Arik Air historical fleet
| Aircraft | Total | Introduced | Retired | Notes |
|---|---|---|---|---|
| Airbus A330-200 | 4 | 2010 | 2017 |  |
| Airbus A340-500 | 2 | 2009 | 2015 | Operated by Hi Fly. |
| Bombardier CRJ200ER | 3 | 2007 | 2008 |  |
| Bombardier CRJ900 | 3 |  |  |  |
| De Havilland Canada DHC-8-300 | 3 | 2007 | 2010 | Operated by Denim Air. |
| Fokker 50 | 5 | 2007 | 2011 | Operated by Denim Air. |

==Incidents and accidents==
- On 31 March 2010, a presumably mentally ill man crashed his car through two security gates and into a parked Arik Air Boeing 737-700 at Calabar airport.

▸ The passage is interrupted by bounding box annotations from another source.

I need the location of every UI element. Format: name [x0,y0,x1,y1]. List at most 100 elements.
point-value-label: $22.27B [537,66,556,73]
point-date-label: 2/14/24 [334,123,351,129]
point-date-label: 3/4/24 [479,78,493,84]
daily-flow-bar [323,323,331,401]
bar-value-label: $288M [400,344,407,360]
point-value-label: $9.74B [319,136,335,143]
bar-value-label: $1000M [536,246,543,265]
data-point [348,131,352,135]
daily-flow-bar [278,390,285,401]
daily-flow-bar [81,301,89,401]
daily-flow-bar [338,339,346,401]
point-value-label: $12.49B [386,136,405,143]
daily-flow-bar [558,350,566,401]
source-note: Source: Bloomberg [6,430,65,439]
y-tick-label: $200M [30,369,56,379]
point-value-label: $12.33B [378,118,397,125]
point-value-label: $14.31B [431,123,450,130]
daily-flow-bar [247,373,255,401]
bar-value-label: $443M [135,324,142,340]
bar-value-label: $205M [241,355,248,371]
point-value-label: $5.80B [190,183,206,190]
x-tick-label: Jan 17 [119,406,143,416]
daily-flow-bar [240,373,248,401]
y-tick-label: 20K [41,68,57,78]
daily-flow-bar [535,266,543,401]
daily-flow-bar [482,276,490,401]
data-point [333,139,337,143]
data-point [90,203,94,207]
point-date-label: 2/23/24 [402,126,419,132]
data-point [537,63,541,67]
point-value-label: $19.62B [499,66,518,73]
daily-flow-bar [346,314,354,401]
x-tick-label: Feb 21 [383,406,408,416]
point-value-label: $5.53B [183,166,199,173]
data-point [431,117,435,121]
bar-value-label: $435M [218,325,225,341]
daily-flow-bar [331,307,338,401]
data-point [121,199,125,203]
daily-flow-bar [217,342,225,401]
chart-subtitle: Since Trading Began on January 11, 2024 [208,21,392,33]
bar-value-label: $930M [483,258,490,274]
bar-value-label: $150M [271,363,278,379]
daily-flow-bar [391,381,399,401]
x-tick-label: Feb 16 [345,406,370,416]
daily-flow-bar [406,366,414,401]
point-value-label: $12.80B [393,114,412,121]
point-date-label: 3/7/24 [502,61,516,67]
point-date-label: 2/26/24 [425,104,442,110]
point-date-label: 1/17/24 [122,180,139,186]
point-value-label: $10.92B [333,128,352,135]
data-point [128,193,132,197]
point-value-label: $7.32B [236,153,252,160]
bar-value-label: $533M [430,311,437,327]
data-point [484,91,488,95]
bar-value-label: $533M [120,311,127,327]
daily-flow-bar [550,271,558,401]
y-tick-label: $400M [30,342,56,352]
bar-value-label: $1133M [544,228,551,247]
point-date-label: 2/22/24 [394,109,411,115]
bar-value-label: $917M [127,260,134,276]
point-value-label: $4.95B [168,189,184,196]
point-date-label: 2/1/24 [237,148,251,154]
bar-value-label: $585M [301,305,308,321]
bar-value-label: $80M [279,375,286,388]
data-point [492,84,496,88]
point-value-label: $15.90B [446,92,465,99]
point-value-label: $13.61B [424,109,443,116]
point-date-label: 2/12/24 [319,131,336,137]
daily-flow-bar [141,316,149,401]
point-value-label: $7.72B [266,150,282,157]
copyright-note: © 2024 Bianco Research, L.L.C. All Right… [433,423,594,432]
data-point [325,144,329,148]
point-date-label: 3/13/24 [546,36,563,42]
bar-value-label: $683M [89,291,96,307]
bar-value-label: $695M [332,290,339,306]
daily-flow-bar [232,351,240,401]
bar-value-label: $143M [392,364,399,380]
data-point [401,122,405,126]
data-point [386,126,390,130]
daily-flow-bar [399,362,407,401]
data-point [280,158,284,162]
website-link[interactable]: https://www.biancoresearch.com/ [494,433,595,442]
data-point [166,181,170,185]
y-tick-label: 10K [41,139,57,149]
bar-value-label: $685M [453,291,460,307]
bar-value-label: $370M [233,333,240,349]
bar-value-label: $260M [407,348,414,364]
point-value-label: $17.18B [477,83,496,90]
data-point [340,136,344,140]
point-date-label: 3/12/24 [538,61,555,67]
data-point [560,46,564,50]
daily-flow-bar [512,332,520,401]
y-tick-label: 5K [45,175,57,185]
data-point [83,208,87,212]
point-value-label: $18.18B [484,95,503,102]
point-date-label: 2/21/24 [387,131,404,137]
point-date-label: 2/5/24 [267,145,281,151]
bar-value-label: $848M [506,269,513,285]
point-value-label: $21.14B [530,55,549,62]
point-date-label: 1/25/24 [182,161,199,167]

The driver, who claimed to be Jesus Christ, said he did it as a desperate attempt to save the aircraft from an imminent collision. No one was hurt as a result of the incident and the aircraft did not suffer significant damage.
- On 8 March 2018, the pilot of Arik Air flight W3 304 from Lagos to Accra declared an emergency when an unknown source of smoke was detected in the cabin 81 mi from their destination. The Bombardier Dash 8 Q400 landed safely in Ghana and no passenger or crew member was injured as a result of the incident.
- On 11 February 2026, a Boeing 737-700, operating as Arik Air Flight 740 suffered an uncontained left engine failure midair. The left wing and the vertical and horizontal stabilizers were severely damaged. The aircraft made an emergency landing, no injuries among 80 people on board were reported and all passengers disembarked safely.